The bipartite first shows one placing white mats of bai mao gen under things set on the ground. There will be no error.
The unitary second shows a decayed willow producing shoots, or an old husband in possession of a young wife. It is to be imputed from this that there will be advantage in every way.
The unitary third shows a beam that is weak. There will be evil.
The unitary fourth shows a beam curving upwards. There will be good fortune. To look to other will give cause for regret.
The unitary fifth shows a decayed willow producing flowers, or an old wife in possession of her young husband. It is supposed there will be occasion neither for blame nor for praise.

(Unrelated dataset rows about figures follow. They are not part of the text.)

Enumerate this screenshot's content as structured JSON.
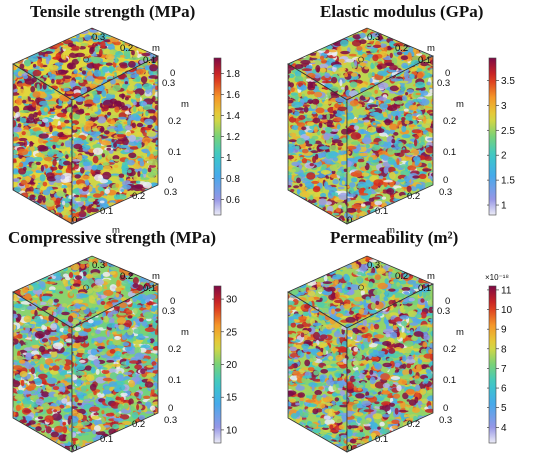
{
  "panels": [
    {
      "title": "Tensile strength (MPa)",
      "colorbar": {
        "min": 0.45,
        "max": 1.95,
        "ticks": [
          "0.6",
          "0.8",
          "1",
          "1.2",
          "1.4",
          "1.6",
          "1.8"
        ],
        "values": [
          0.6,
          0.8,
          1.0,
          1.2,
          1.4,
          1.6,
          1.8
        ]
      },
      "axis_ticks": [
        "0",
        "0.1",
        "0.2",
        "0.3"
      ],
      "axis_unit": "m",
      "bias": 0.62
    },
    {
      "title": "Elastic modulus (GPa)",
      "colorbar": {
        "min": 0.8,
        "max": 3.95,
        "ticks": [
          "1",
          "1.5",
          "2",
          "2.5",
          "3",
          "3.5"
        ],
        "values": [
          1.0,
          1.5,
          2.0,
          2.5,
          3.0,
          3.5
        ]
      },
      "axis_ticks": [
        "0",
        "0.1",
        "0.2",
        "0.3"
      ],
      "axis_unit": "m",
      "bias": 0.58
    },
    {
      "title": "Compressive strength (MPa)",
      "colorbar": {
        "min": 8,
        "max": 32,
        "ticks": [
          "10",
          "15",
          "20",
          "25",
          "30"
        ],
        "values": [
          10,
          15,
          20,
          25,
          30
        ]
      },
      "axis_ticks": [
        "0",
        "0.1",
        "0.2",
        "0.3"
      ],
      "axis_unit": "m",
      "bias": 0.52
    },
    {
      "title": "Permeability  (m²)",
      "colorbar": {
        "min": 3.2,
        "max": 11.2,
        "ticks": [
          "4",
          "5",
          "6",
          "7",
          "8",
          "9",
          "10",
          "11"
        ],
        "values": [
          4,
          5,
          6,
          7,
          8,
          9,
          10,
          11
        ],
        "exponent": "×10⁻¹⁸"
      },
      "axis_ticks": [
        "0",
        "0.1",
        "0.2",
        "0.3"
      ],
      "axis_unit": "m",
      "bias": 0.55
    }
  ]
}
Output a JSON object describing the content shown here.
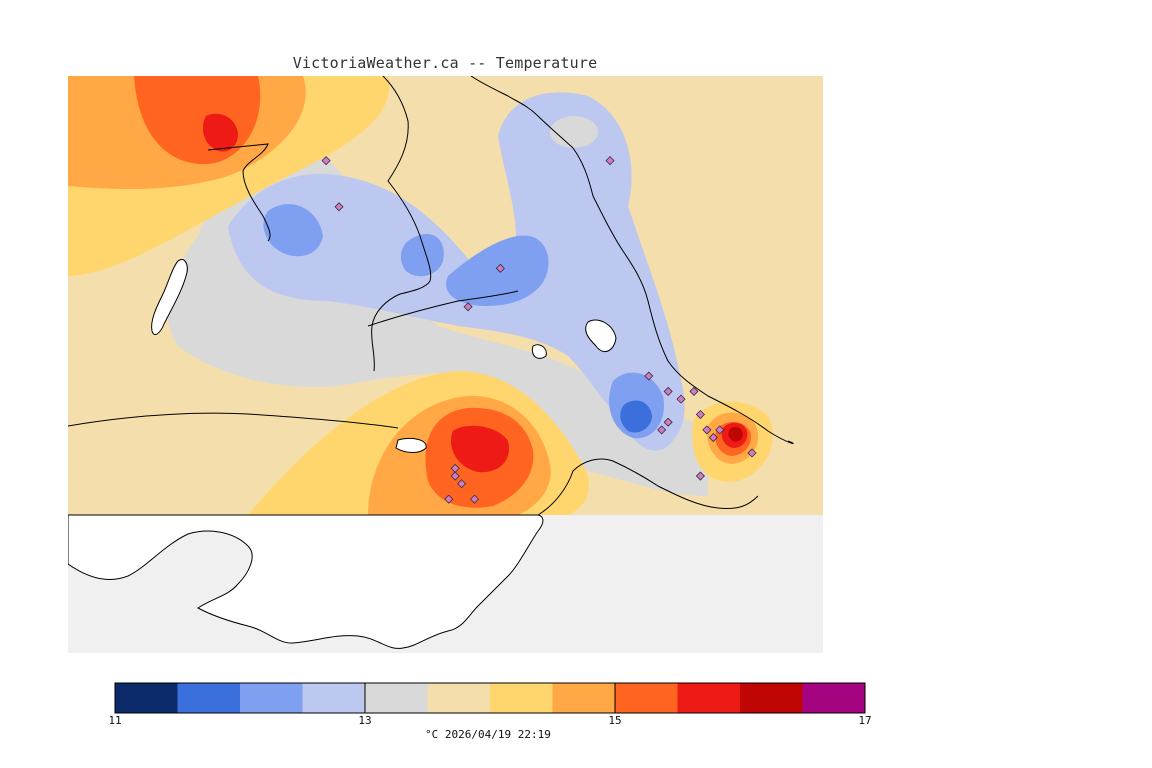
{
  "title": "VictoriaWeather.ca -- Temperature",
  "colorbar": {
    "colors": [
      "#0a2a6a",
      "#3a6fdc",
      "#7f9ff0",
      "#bcc8f0",
      "#d9d9d9",
      "#f3deac",
      "#ffd66e",
      "#ffa845",
      "#ff6420",
      "#ee1a16",
      "#c00505",
      "#a50480"
    ],
    "tick_labels": [
      "11",
      "13",
      "15",
      "17"
    ],
    "min": 11,
    "max": 17
  },
  "caption": "°C  2026/04/19 22:19",
  "colors": {
    "land": "#ffffff",
    "out_of_domain": "#f0f0f0",
    "coastline": "#000000",
    "station_marker": "#d07ac8"
  },
  "stations": [
    {
      "lon": -123.72,
      "lat": 48.86
    },
    {
      "lon": -123.7,
      "lat": 48.8
    },
    {
      "lon": -123.28,
      "lat": 48.86
    },
    {
      "lon": -123.45,
      "lat": 48.72
    },
    {
      "lon": -123.5,
      "lat": 48.67
    },
    {
      "lon": -123.22,
      "lat": 48.58
    },
    {
      "lon": -123.17,
      "lat": 48.55
    },
    {
      "lon": -123.19,
      "lat": 48.56
    },
    {
      "lon": -123.19,
      "lat": 48.52
    },
    {
      "lon": -123.2,
      "lat": 48.51
    },
    {
      "lon": -123.15,
      "lat": 48.56
    },
    {
      "lon": -123.14,
      "lat": 48.53
    },
    {
      "lon": -123.13,
      "lat": 48.51
    },
    {
      "lon": -123.12,
      "lat": 48.5
    },
    {
      "lon": -123.11,
      "lat": 48.51
    },
    {
      "lon": -123.14,
      "lat": 48.45
    },
    {
      "lon": -123.06,
      "lat": 48.48
    },
    {
      "lon": -123.52,
      "lat": 48.46
    },
    {
      "lon": -123.52,
      "lat": 48.45
    },
    {
      "lon": -123.51,
      "lat": 48.44
    },
    {
      "lon": -123.53,
      "lat": 48.42
    },
    {
      "lon": -123.49,
      "lat": 48.42
    }
  ]
}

The bipartite sixth shows its subject striding extraordinarily through a stream, till the water hides the crown of that one’s head. There will be evil, but no ground for blame.
Mutatio
Jing/The Well
figures how a town may be changed, while its wells undergo no change, never disappear and never receive increase. And those who come and those who go can draw and enjoy the benefit. That nearly accomplished but — before the rope has quite reached the water — the bucket broken: this is evil.
The bipartite first shows a well so muddy that none will drink of it; or an old well to which neither birds nor et cætera resort.
The unitary second shows a well from which by a hole the water escapes and flows away to the shrimps, or one the water of which leaks away from a broken basket.
The unitary third shows a well cleared out but not used. Our hearts are sorry for this, for the water might be drawn out and used. If the ruler were intelligent, all might receive the benefit of it.
The bipartite fourth shows a well, the lining of which is well laid. There will be no error.
The unitary fifth shows a clear, limpid well, its cold spring drunk from.
The bipartite sixth shows the well welling to the top, which is not allowed to be covered. This suggests the idea of sincerity. There will be great good fortune.